Not much is known about the Denisovans, who lived in Asia between 300,000 and 30,000 years ago, aside from a few small fossils from Denisova cave in Siberia, two jaw bones found in Tibet and Taiwan, and a nearly complete skull from China found this year. A finger fossil from Siberia contained ancient DNA, which has enabled scientists to look for common genes between Denisovans and modern humans. Prior research led by Huerta-Sánchez found that a version of a gene called EPAS1 acquired from Denisovans may have helped Sherpas and other Tibetans to adapt to high altitudes. 

For this study, the researchers compared Denisovan DNA with modern genomes collected through the 1,000 Genomes Project, a survey of worldwide genetic variation. The researchers found that the Denisovan-derived MUC19 gene is present in high frequencies in Latino populations who harbor Indigenous American genetic ancestry. The researchers also looked for the gene in the DNA of 23 individuals collected from archeological sites in Alaska, California, Mexico and elsewhere in the Americas. The Denisovan-derived variant was present at high frequency in these ancient individuals as well. 

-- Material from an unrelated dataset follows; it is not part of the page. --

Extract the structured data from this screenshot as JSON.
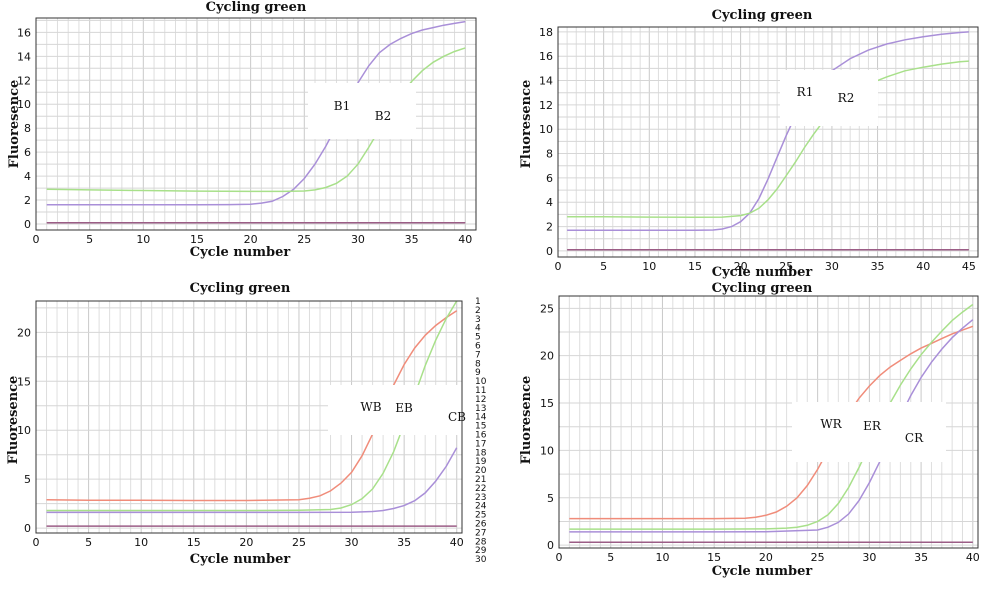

The team used several independent statistical tests to show that the Denisovan MUC19 gene variant rose to unusually high frequencies in ancient Indigenous American populations and present-day people of Indigenous descent, and that the gene sits on an unusually long stretch of archaic DNA — both signs that natural selection had boosted its prevalence. The research also revealed that the gene was likely passed through interbreeding from Denisovans to another archaic population, the Neanderthals, who then interbred with modern humans. 

Huerta-Sánchez said the findings demonstrate the importance that interbreeding had in introducing new and potentially useful genetic variation in the human lineage. 

“Typically, genetic novelty is generated through a very slow process,” Huerta-Sánchez said. “But these interbreeding events were a sudden way to introduce a lot of new variation.”

In this case, she said, that “new reservoir of genetic variation” appears to have helped modern humans as they migrated into the Americas, perhaps providing a boost to the immune system.

“Something about this gene was clearly useful for these populations — and maybe still is or will be in the future,” Huerta-Sánchez said. 

She’s hopeful that the recognition of the gene’s importance will spur new research into its function to reveal novel biological mechanisms, especially since it involves coding genetic variants that alter the protein sequence.

Huerta-Sánchez co-authored the study with Fernando Villanea, a former postdoctoral researcher at Brown who is now at University of Colorado, Boulder; David Peede, a graduate student at Brown; and an international team of collaborators. The research was supported by the Leakey Foundation; the National Institutes of Health (1R35GM128946- 01, T32 GM128596, R35GM142978, R01NS122766); the Alfred P. Sloan Foundation; the Blavatnik Family Graduate Fellowship in Biology and Medicine; the Brown University Predoctoral Training Program in Biological Data Science (NIH T32 GM128596); the Burroughs Wellcome Fund; and the Human Frontier Science Program.